Com Lavagem do Bonfim ameaçada devido à pandemia, basílica pensa em realizar carreata

    Segundo padre Edson, organização já estuda programação do festejo com estratégias para evitar aglomerações

    Foto: Matheus Morais/bahia.ba

    Realizada há 275 anos, a Lavagem do Bonfim, que reúne milhões de pessoas do mundo inteiro em uma caminhada de 8 km, poderá não ocorrer em janeiro de 2021, devido à pandemia do novo coronavírus, que provoca a Covid-19.

    A fim de evitar aglomerações até que toda a população seja imunizada, o pároco da Basílica do Nosso Senhor do Bonfim, padre Edson Menezes, informou que a organização do festejo já se articula para encontrar alternativas para homenagear o santo.

    Estuda-se a possibilidade de que as missas sejam transmitidas ao vivo pela internet. O cortejo, por sua vez, daria lugar para uma carreata com a imagem do santo percorrendo a cidade.

    “Certamente não acontecerá como aconteceria no período normal. Nós já estamos pensando em toda a programação, de modo que as atividades internas da igreja serão transmitidas pelas redes sociais. As procissões que nós fazemos, precisamos sentar com a Prefeitura, os órgãos que fazem parte desse processo, para juntos pensarmos como será organizado. Estamos pensando em carreata com imagem do Senhor do Bonfim, mas tudo tem que ser discutido para não haver aglomerações. As coisas estão incertas, precisamos de uma resposta da Prefeitura sobre quando podemos definir o que pode e o que não pode”, disse.

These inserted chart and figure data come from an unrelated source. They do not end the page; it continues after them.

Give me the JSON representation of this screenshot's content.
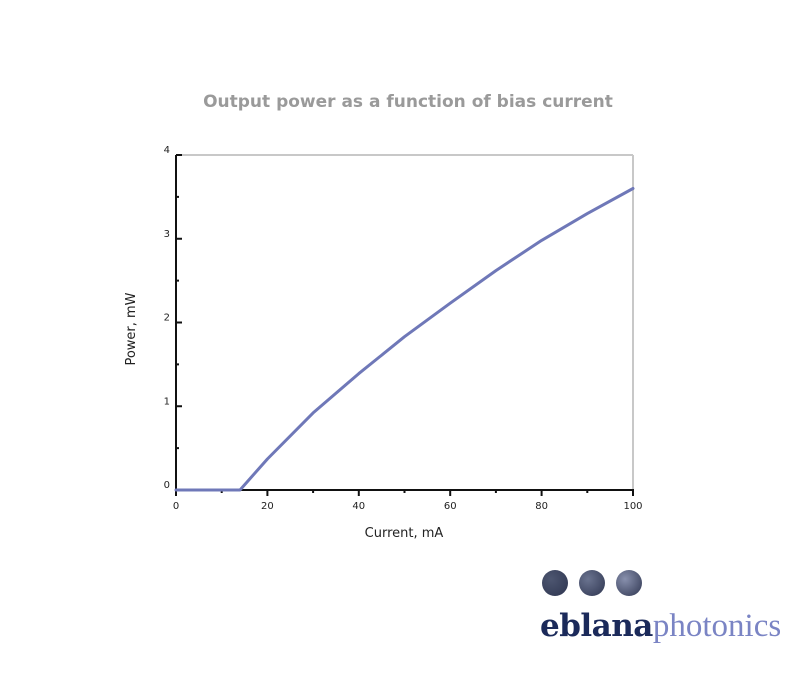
{
  "chart_data": {
    "type": "line",
    "title": "Output power as a function of bias current",
    "xlabel": "Current, mA",
    "ylabel": "Power, mW",
    "xlim": [
      0,
      100
    ],
    "ylim": [
      0,
      4
    ],
    "xticks": [
      0,
      20,
      40,
      60,
      80,
      100
    ],
    "yticks": [
      0,
      1,
      2,
      3,
      4
    ],
    "grid": false,
    "series": [
      {
        "color": "#6f78b8",
        "x": [
          0,
          14,
          20,
          30,
          40,
          50,
          60,
          70,
          80,
          90,
          100
        ],
        "y": [
          0.0,
          0.0,
          0.37,
          0.92,
          1.39,
          1.83,
          2.23,
          2.62,
          2.98,
          3.3,
          3.6
        ]
      }
    ]
  },
  "logo": {
    "bold_text": "eblana",
    "light_text": "photonics",
    "dot_colors": [
      "#4d5670",
      "#6a738f",
      "#8890ad"
    ]
  }
}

    A declaração ocorreu nesta quinta-feira (13), durante a entrega do Caminho da Fé, na Cidade Baixa, realizada pelo prefeito ACM Neto (DEM). Com investimento de R$ 18,2 milhões, a obra liga a Basílica ao Santuário de Irmã Dulce. A inauguração do Caminho da Fé ocorre, inclusive, neste dia 13 de agosto, data que marca a celebração oficial da Bem-aventurada Dulce dos Pobres.

    Diante do atual momento em que passa a humanidade, padre Edson comentou sobre possíveis comportamentos que a santa teria caso estivesse enfrentando a pandemia. “Irmã Dulce era muito obediente, sobretudo quando dizia respeito a sua saúde ou até mesmo as práticas religiosas. Porém, o amor aos pobres extrapolava todos os limites. Com certeza ficaria muito sensibilizada com o que está acontecendo e socorreria os pobres, abriria as portas do seu hospital para acolher aqueles que necessitassem de assistência. Irmã Dulce revelou para todos nós algo que é muito importante, que é a prática da misericórdia”, afirmou.